In her photo and video work, as well as in her live performances, Nadja Verena Marcin offers a critical look at numerous parts of today’s society. At times autobiographical or fictional, other times referring to literature, art history or film, her art explores the human condition: the discrepancies and discontinuity within human behavior, personal relationships and exchange. The protagonists, usually performed by Marcin herself, are symbolic personifications of human behavioral patterns.
At first glance it seems that she’s dealing with everyday situations. Yet through the intensive use of her body and persona throughout the act of representation of thought process, Marcin literally exercises situations, shifts and breaks them up in different levels of consciousness and perception; finally reassembles them. The figures of author and performer mix, as does reality and fiction. The meaning of steady things is no longer linear. Through the use of irony, hyperbole, and alienation, Marcin succeeds in engaging the audience and reporting about the inner life, its mechanism and elemental human necessities. A new order for habitual and social roles is established and finds a poetical vulnerability and specificity. For example, in the video “Hotel”, a hotel and its guests become the stage for the depiction of the neuroses and repressed emotions that plague city-dwellers. The bizarre rituals that the guests of “Hotel” have to undergo demonstrate the lack of personal identity and individuality in a society hardened by intrapersonal competition and economic interests.

Marcin explores furthermore relevant topics that have already opened a discourse, like subcultures and the ethics within them. Most recently, //KIDS// – a revision of Larry Clark’s 1995 film – serves as a mirror for contemporary phenomena: social deprivation and decay, obsession with youth, and the manipulative nature of the media. By the particular mix of citation, inversion, irony and exaggeration Marcin creates a society in which the word ‘Kids’ becomes a description of state; in which conformity and irresponsibility prevail, consciousness is forgotten. In other works, such as “Spaghetta,” “Homeland,” “Eve” and “Cat,” she explores the social constructions of gender roles, sexual identity and intellectual property through new accentuation of stereotypes. A meal with friends, a young girl motionless between green leaves and a masked woman play with our levels of consciousness and distort the perception of the object / subject.

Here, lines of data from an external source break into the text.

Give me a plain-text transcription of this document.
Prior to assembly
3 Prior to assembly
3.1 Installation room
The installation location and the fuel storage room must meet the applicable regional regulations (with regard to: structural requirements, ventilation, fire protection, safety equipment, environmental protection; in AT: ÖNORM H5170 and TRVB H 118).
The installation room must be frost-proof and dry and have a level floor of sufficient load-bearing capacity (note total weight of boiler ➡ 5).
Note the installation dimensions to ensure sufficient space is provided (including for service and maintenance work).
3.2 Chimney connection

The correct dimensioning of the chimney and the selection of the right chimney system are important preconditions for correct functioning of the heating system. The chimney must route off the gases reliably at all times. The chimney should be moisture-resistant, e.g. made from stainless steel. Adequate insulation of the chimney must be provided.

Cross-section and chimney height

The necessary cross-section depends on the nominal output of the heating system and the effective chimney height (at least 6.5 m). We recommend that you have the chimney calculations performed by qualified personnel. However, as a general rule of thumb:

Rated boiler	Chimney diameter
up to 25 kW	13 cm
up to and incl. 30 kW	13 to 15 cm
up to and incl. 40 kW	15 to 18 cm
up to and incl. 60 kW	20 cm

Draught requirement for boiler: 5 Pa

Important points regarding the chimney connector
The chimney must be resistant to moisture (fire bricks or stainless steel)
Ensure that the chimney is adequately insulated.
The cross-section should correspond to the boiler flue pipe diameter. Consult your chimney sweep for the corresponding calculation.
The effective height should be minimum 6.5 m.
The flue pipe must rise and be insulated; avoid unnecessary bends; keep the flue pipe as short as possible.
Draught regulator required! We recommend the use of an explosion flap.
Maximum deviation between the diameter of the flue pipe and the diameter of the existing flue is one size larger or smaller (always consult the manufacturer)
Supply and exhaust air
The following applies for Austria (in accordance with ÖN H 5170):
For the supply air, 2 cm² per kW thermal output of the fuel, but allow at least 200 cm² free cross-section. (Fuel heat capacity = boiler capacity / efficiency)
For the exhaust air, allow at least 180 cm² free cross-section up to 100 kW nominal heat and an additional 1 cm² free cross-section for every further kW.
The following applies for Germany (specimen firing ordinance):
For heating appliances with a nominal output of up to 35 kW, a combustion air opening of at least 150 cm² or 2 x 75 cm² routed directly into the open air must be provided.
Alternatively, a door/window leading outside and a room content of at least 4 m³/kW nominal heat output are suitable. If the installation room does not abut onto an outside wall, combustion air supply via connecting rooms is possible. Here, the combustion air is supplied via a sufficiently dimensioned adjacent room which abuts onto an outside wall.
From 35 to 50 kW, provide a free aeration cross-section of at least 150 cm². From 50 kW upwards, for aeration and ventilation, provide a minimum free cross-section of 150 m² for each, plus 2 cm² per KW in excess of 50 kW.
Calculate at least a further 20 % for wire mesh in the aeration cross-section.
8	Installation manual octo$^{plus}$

All of Marcin’s pieces stand out for their particular combination / mixture of the performative act and a cinematic structure. Due to a precise analysis of the emotional human interior and the subsequent transposition, her work reveals profundity, but also a playful, almost fairy-tale like nature to the world she displays. Each piece forces the viewer to delve into another universe comprised of fascination, passion, and enchantment. Marcin offers a journey through the hidden realm of societal taboos and emotional realities that invite the most daring to touch upon the deepest inner self.
Marcin received her MFA in 2010 from Columbia University, New York. Her work has been exhibited at Hudson Valley Contemporary Art Center, Peekskill (2013); Kulturstiftung Sparkasse, Unna (2013); ZKM- Center for Art and Media, Karlsruhe (2012) ; TINA B. – The Prague Festival of Contemporary Art, Prague (2012); 2. Ruhr Biennale, Deutsche Bank, Duisburg (2012); Jinsun Gallery, Seoul (2011); Human Resources, Los Angeles (2011); Abrons Art Center, New York (2011); Garage Center for Contemporary Art, Moscow (2010); ICA Philadelphia; Elizabeth Foundation for the Arts, New York(2010); Kaunas Biennale (2009); Mediations Biennale, Poznan and Kunstmuseum Bonn (2008). And received the award for Art and Language; DAAD Stipend; Int. Artist Career Development Grant; Fulbright Award. In May and June, it will be on view at Gallery On, Seoul and VOLTA 9, Basel presented by 532 Thomas Jaeckel Gallery, New York.